Humans are remarkably great at revisionist history. Business is no exception. When I discuss a startup or growth company’s future prospects, my crystal ball is typically cloudy. And it’s cloudier the closer I am to the operations and execution of the organization. It’s easier to prognosticate positively about a competitor when you only see their good press and growth rates from the outside.

Patrick Collison once said at a Stripe all-hands, “We live our self-doubt.”

On the inside, the likelihood of negative events feels higher than positive ones. This is probably because negative events occur easily through inertia and complacency while positive breaks require tremendous effort to inflect the business.

Looking forward, it feels like we as employees are the Time Variance Authority working to ensure that the timeline of the company stays on the best, predictable path. We work to cleave branches that threaten to destabilize our trajectory.

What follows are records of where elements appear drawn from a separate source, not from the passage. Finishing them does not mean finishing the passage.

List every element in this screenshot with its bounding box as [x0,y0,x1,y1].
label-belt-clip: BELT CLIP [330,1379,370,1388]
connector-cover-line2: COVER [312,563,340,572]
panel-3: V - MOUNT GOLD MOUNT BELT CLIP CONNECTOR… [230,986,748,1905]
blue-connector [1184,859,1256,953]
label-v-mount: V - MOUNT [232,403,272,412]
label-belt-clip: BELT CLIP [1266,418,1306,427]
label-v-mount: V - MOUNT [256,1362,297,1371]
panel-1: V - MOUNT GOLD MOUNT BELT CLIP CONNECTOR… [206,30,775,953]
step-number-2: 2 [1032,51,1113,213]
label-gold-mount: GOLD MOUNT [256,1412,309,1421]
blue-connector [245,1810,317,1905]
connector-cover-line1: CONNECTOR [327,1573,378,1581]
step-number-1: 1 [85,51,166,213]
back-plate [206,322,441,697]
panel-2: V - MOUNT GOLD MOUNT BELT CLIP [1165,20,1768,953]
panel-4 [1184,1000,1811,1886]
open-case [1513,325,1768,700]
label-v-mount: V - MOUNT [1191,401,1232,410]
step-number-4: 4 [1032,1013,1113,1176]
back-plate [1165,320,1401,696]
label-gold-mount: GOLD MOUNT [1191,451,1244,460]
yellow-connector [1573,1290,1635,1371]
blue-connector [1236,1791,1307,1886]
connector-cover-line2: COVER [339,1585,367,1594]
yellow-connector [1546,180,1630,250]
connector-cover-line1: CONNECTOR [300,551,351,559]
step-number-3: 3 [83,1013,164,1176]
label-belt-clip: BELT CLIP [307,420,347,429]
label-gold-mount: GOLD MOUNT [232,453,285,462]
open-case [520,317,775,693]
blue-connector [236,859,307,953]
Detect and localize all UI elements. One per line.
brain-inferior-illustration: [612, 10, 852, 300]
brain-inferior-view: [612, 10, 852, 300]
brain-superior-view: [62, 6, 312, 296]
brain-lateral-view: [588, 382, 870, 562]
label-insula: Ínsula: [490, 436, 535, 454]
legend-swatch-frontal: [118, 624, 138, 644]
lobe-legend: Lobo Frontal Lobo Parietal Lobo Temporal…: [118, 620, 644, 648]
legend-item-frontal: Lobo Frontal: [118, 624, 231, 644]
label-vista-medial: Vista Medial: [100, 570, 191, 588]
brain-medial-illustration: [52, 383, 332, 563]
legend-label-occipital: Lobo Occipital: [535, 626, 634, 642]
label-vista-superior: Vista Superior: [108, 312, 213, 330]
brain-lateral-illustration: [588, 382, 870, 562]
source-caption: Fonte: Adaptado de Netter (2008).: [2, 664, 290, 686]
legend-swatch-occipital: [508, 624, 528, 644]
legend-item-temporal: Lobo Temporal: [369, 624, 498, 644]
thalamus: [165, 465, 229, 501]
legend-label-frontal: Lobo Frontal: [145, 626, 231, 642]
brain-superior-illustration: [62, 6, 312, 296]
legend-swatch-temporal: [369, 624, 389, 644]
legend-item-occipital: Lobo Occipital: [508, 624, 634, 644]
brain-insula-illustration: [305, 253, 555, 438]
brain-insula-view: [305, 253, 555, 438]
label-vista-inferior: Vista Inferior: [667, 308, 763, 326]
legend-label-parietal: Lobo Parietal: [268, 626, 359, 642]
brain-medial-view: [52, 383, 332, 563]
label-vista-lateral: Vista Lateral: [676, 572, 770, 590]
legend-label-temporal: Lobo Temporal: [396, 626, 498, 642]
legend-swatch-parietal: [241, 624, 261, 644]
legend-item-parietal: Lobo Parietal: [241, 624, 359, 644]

Time Variance Authority Monitor

Retrospectively, the timeline followed feels self-evident. All the branches that could have been are cleaved and the narrative is set. Of course we ended up here, that’s where we are.

This comes up from time-to-time with former coworkers from Duo Security. Cisco acquired Duo in 2018 for $2.35B. This was undeniably a great result.

One of the former Duo executives likes to quip along the lines of “Yes, and we could have done a lot better if we had been more disciplined.”

I’m not so sure about that. It’s hard to know prospectively which ideas may lead to the next $100M in ARR. And I’ve been skeptical of enough ideas that do so to remain skeptical of my own predictive abilities.

Conversely, there were a lot of paths that might have been worse than the result Duo arrived at. Nation state adversaries were constantly trying to breach Duo and compromise customers’ authentication systems. Attacker luck or a simple error like an employee getting phished may have led to this. For a security company whose sole purpose is protecting customers, that’s game over and would decimate the company’s value.

About a year before the Cisco acquisition Duo was in the process of being acquired by another MegaCorp for just under $1B. A signed term sheet and everything. Just before close, the acquirer pulled out. It felt devastating at the time, like we’d peaked. Duo instead raised $70M and just 12 months later was acquired for >2x those terms. Not a bad ROI for a year’s time.

There’s a reason that one of Stripe’s Operating Principles was once: We Haven’t Won Yet.

It’s easy to revise the narrative of what occurred; fortune telling forward is far more fraught with peril.

Avoid complacency and stay diligent.